I was 9, I don’t remember every detail of the things she wore, but I can picture what she would’ve worn. It was past midnight, so she was probably wearing her purple polka dot pajamas. She wasn’t wearing any make up. She probably did that thing she always does when she’s upset, she looked down at the floor.

“Tia Maggie was shot” She said.

The man who had shot my tía was her boyfriend’s friend. To me he wasn’t even a man, in my mind he was a dark eerie shadow, a mixture of PCP and meth. This shadow was yelling at my tía and she had enough. She went to a room and called her boyfriend, telling him that she was about to leave because “his friend is an idiot”.

Just then, the shadow came in the room and locked the door and began to say some very foul words. My tía said she had enough. The shadow shot my aunt in the head.  It took him a few minutes to realize what he had done, but by that time it was too late, someone broke open the door to see what the noise was. The shadow man ran away.

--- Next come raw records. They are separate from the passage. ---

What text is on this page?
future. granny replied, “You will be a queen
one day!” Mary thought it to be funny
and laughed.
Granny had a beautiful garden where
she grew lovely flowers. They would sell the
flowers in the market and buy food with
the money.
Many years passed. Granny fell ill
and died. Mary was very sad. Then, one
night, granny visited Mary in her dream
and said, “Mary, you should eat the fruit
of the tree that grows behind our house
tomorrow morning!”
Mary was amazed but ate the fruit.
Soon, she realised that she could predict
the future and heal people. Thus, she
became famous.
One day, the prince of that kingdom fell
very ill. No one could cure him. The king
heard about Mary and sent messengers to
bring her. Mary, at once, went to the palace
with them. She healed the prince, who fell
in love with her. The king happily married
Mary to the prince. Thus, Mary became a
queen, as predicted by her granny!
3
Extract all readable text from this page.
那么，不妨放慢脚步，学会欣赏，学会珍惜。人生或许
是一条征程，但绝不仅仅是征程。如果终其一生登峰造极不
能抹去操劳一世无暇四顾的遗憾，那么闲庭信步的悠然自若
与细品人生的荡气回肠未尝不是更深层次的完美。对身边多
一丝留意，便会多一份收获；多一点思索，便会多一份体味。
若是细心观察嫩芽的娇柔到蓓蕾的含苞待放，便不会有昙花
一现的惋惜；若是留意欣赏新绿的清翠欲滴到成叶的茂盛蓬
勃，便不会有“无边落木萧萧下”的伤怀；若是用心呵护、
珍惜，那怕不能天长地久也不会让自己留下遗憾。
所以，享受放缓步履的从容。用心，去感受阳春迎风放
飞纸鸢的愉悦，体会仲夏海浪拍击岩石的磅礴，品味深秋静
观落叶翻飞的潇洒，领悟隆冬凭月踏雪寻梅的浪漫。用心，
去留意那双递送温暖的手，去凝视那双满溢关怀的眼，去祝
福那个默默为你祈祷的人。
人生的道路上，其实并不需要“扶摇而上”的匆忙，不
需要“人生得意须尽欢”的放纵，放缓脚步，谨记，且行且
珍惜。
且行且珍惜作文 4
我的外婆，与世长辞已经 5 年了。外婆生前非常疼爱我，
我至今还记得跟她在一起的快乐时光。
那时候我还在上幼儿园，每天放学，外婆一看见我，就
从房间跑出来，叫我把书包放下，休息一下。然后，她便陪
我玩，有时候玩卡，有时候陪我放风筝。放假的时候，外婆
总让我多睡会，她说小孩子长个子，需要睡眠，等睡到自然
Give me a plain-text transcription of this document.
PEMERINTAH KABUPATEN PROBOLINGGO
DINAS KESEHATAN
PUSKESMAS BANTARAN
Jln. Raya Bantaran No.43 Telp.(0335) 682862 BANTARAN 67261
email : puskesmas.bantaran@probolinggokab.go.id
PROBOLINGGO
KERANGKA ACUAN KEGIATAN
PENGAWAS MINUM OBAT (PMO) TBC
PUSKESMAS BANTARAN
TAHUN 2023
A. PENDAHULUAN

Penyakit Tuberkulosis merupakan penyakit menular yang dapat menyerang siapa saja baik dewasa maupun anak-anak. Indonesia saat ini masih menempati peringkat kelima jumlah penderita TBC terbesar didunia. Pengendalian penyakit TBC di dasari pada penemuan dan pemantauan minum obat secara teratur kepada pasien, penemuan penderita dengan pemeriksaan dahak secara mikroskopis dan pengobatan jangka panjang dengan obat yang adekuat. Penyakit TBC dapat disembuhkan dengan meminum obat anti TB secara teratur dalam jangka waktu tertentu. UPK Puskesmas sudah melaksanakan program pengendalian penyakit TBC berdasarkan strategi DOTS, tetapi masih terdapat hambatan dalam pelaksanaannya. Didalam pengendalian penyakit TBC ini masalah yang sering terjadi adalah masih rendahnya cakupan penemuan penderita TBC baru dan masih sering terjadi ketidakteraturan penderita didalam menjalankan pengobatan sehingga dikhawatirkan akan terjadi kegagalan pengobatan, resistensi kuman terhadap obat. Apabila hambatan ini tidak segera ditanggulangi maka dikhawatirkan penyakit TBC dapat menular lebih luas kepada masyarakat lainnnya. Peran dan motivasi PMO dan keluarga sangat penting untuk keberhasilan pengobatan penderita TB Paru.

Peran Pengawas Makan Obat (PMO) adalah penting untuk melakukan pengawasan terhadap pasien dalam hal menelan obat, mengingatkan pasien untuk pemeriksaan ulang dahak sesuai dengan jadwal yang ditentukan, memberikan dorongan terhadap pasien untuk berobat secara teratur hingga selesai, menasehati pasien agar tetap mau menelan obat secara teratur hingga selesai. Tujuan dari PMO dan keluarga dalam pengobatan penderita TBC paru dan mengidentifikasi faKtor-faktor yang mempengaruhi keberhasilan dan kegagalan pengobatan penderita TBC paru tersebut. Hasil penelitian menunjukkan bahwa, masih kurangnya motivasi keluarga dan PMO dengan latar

The police found him hours later in a different location.

 To me he wasn’t even a man, in my mind he was a dark eerie shadow, a mixture of PCP and meth.

 

I can’t help but think about how things could’ve been different. If my tía had left her party, and agreed to come to our party. She would have been one of the first once there, eating Carne Asada with the tías and gossiping. She would have danced with the boys as they tried to rap, maybe even tried to spit out her own rhymes.

There will always be that one part of me that wonders if she made the right decision to go to their party instead of ours. I can only hope it was a part of God’s plan.